Reading "Wolf Hall" it brought Tudor England into the present. Impossible of course, for the difference between then and now as so great as to not even work as a distended metaphor. But it tells us other things about ourselves. It is the birth of Protestant England; the birth of a process of independence from Rome and Papal rule, which allowed the growth of the English language; it also was an age of superstition, torture and state sanctioned murder - not so different than the world today if you know where to look.
I've always considered myself a contemporary writer - so that when people ask me I tell them I write about the world we live in. And its true, I do, and will continue to do so. But looking at what I'm currently working on I realise there is a difference between being set in the contemporary world, and being about the contemporary world explicitly. Increasingly my concerns and interests are not about today, but have a wider scope - even if for reasons of expediency and style the majority of my fiction is set in the day either before or after today.

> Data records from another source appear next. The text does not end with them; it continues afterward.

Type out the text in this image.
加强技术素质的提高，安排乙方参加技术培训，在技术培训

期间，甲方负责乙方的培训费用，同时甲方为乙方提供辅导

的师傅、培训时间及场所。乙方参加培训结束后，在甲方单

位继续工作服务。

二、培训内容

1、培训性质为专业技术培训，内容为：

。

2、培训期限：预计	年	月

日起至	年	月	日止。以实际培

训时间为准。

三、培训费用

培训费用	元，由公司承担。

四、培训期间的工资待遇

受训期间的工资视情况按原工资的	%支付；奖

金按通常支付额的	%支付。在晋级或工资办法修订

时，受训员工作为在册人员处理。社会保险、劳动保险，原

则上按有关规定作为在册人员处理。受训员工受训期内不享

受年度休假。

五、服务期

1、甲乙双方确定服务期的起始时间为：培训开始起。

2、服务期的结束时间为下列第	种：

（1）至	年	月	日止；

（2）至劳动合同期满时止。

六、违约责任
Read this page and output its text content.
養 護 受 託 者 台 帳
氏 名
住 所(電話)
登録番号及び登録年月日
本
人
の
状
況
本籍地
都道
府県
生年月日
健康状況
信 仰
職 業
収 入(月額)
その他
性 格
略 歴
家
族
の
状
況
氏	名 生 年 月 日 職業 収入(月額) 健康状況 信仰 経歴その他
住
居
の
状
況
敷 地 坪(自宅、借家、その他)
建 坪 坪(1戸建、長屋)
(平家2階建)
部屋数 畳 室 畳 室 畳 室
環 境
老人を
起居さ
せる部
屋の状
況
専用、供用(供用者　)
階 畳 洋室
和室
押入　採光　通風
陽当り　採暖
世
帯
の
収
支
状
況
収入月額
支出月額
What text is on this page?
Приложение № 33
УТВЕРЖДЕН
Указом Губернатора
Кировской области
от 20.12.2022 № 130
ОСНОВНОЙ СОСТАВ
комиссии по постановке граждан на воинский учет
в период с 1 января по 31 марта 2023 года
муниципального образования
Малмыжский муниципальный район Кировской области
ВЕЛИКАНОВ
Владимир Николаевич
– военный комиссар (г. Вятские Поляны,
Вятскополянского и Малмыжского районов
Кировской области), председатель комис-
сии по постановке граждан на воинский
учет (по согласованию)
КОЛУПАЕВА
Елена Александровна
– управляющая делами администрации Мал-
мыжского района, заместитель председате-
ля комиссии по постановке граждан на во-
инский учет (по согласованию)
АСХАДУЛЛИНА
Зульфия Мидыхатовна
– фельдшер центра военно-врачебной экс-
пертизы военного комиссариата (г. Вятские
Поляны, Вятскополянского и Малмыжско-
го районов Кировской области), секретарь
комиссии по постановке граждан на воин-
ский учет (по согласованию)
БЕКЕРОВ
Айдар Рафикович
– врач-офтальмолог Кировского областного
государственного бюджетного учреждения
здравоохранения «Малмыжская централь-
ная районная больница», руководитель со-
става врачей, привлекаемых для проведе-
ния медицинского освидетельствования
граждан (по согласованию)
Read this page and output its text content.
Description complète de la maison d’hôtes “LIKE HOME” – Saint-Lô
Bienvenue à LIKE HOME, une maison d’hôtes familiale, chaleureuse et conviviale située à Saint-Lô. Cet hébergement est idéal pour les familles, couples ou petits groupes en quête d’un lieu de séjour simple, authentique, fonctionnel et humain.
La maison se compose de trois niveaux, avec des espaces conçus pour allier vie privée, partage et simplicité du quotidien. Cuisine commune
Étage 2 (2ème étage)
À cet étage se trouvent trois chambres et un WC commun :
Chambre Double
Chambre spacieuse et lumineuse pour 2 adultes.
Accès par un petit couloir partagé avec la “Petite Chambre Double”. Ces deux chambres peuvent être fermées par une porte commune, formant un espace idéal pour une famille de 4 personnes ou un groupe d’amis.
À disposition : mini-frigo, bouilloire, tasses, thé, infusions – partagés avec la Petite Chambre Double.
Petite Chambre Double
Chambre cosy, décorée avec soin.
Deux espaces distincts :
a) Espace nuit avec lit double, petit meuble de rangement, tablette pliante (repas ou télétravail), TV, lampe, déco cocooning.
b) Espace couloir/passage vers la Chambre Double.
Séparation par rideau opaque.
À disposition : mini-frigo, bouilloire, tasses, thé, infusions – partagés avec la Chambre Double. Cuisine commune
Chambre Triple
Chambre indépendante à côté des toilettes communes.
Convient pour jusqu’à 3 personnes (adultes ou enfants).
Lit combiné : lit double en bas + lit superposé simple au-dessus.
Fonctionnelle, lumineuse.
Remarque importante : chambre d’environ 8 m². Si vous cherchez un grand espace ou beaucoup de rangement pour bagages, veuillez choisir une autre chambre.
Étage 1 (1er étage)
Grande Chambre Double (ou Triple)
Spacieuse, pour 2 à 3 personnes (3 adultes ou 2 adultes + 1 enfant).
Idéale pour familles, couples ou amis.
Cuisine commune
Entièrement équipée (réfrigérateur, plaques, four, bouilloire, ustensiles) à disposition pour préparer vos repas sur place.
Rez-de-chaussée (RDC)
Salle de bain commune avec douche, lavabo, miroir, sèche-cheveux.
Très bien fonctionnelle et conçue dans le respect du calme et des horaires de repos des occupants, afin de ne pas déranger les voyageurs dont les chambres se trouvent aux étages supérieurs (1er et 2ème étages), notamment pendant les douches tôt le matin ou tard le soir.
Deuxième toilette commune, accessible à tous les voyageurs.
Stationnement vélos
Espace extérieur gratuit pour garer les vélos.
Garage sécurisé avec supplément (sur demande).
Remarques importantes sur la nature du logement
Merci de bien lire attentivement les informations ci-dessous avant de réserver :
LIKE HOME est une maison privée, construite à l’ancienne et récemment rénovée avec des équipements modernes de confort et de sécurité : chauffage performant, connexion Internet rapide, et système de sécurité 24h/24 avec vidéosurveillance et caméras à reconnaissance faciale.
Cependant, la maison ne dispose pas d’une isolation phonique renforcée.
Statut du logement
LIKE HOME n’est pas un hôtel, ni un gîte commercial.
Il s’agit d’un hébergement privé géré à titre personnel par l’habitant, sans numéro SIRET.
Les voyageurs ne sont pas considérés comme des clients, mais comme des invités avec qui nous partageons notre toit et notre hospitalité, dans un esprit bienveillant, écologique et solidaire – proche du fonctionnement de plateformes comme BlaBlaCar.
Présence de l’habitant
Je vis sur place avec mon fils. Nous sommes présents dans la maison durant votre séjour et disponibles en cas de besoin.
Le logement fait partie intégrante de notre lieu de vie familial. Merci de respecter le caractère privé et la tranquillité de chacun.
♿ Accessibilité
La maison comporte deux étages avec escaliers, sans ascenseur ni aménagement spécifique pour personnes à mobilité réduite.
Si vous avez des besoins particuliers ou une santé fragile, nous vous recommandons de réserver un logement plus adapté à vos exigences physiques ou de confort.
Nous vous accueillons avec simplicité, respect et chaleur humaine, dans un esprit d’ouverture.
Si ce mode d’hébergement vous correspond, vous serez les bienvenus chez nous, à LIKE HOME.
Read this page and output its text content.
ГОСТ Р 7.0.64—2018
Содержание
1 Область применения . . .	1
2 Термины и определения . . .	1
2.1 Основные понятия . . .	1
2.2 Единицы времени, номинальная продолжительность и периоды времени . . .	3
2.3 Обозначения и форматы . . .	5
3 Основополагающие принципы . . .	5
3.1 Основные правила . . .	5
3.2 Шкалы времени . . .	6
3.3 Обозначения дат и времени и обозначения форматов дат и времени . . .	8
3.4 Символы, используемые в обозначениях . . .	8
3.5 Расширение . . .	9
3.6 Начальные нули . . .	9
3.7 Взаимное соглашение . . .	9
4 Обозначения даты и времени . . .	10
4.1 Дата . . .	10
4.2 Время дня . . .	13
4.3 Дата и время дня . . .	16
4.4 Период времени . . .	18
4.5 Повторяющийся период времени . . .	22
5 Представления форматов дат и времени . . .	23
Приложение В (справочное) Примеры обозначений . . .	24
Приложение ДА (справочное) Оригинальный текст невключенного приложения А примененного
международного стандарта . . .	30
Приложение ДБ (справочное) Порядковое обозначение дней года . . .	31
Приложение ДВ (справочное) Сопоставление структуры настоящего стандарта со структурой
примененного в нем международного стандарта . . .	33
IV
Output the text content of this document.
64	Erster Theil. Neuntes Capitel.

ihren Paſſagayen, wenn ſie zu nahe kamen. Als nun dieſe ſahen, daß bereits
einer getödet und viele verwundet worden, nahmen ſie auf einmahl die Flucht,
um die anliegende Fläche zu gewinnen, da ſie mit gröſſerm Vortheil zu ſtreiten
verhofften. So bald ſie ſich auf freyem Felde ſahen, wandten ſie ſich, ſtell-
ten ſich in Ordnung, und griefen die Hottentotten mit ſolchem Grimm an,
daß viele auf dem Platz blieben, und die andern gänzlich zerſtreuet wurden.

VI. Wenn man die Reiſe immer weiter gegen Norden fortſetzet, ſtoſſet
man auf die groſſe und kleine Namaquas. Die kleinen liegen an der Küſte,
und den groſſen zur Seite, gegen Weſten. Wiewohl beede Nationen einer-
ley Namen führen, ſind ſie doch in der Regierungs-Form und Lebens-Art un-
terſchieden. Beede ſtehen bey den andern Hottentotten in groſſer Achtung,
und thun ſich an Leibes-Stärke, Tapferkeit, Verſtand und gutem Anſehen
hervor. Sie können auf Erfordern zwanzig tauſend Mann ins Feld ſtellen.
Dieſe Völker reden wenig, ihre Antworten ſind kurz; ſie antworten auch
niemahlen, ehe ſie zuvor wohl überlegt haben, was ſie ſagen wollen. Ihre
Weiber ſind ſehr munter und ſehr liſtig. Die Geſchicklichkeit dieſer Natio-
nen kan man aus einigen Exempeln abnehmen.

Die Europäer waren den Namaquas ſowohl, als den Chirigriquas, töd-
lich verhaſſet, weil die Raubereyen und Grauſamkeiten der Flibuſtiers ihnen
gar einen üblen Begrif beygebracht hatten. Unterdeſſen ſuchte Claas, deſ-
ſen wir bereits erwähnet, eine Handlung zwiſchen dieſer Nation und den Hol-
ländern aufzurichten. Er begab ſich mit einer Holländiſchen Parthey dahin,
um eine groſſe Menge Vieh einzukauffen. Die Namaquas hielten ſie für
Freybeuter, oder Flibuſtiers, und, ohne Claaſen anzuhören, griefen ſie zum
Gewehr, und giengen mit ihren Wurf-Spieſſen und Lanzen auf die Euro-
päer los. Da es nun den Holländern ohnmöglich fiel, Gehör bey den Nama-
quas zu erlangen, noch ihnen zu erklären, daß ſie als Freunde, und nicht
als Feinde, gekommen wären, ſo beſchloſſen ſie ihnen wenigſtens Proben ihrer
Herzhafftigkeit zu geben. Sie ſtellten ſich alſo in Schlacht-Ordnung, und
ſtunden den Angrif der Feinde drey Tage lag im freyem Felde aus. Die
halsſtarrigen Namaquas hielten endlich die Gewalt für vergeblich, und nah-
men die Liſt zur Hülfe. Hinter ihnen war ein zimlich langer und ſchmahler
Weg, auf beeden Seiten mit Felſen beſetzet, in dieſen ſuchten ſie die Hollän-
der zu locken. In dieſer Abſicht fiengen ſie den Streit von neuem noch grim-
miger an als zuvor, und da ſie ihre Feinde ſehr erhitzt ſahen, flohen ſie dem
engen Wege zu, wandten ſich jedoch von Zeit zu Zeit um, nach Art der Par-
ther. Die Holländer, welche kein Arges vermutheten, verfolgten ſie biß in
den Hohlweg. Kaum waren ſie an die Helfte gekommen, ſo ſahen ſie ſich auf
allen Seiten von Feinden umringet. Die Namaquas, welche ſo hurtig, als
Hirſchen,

History becomes interesting not as setting, but for reasons of understanding. None of us rocked up in this world from nowhere. Create a character and he or she will have a history, a back story. There seems in an old country like Britain, a difficulty here - hence the continued obsession with class in the English novel - since change is difficult, it does not happen lightly to an individual. The fictional "life story" of rags to riches you might find in "Earthly Powers" or Jim Crace's "Arcadia" can hardly happen in contemporary Britain without a "windfall" of some sort. I've talked before about a certain kind of neurotic realism in contemporary British fiction where character/heroes are essentially static - the world happening to and at them, like in Nicola Barker's "Clear" or Tom McCarthy's "Remainder." We are adrift in a world where its hard to make our way, but harder still to be defined by our family and upbringing. In the TV sitcom the world of "family" has so often been replaced by that of "friends" (or "Friends") for we are uncomfortable with our historical place. Only late in their careers have - in "The Pregnant Widow", "Sense of an Ending" and "Sweet Tooth" - have our leading novelists gone back to what is now history - the sixties and seventies.
This lack of perspective is what creates difficulties for the young novelist trying to say something about their contemporary world - even about themselves - whilst at the same time not been pulled back into a BBC costume drama type of past. We don't seem to be in a world where the flux you find in F. Scott Fitzgerald or Hemingway for instance - men who had (like their characters) gone to make their way in the world - is even possible.
Yet writing about the present has its own foibles. The first person present tense of so many contemporary novels on the one hand; or the creative imagineering of impressive feats of historical ventriloquism on the other; yet I think - and this is me writing in my forties - that when I want to write about the "contemporary" I now think of something different than I did even ten years ago. Now, I'm beginning to see that its possible to assemble my characters' lives from a meaningful history that in itself is now withered enough to allow change. I've suspected that a few writerly choices as to when things are set are to do with the fast changing technological times we live in. The simple thriller can't be as simple in a world of sat-navs, GPS, mobile phones and internet; similarly setting a book in the mid-90s safely puts us in a less technologically frantic age. We'll get used to it of course - I don't think one made too much notice of whether it was telegraphs or telephones, or motor cars or horse drawn carriages in "The Good Soldier" for instance.
The contemporary therefore becomes a useful setting, without being what the novel is necessarily about - yet I don't think I'm that concerned with the historical past so much as the social one. How my grandfather differed from my father differs from me seems an interesting story - more so than setting something in the 1930s or 1950s or 1970s. There are other writers who are more comfortable there. Similar to my writing of poetry, that is not so much about myself, but has come from myself in some way shape or form. I think I'm going back to an argument I've made here before - negating David Shield's "Reality Hunger" - that I'm much more interested in making things up. The world gives us plenty of setting to do this in; but even in a long piece, its surprising how soon your characters begin to crowd out everything else, wanting the room to tell their stories - and that aim you had to reflect on, say, the Nixon administration, or punk rock, or Greenham Common, gets reduced to mere colour. Like in life, so in novels, so much of history is off stage. It's why I preferred "Wolf Hall" - with Cromwell on the rise, to "Bring Up the Bodies." The latter is too dependent on the court of Henry VIII, of which we both know too much, and paradoxically will always know too little. A Richard Yates novel - or "Gilead" by Marilynne Robinson which I'm currently reading - can tell us more about the times I think, through its concentration on a microcosm of those times.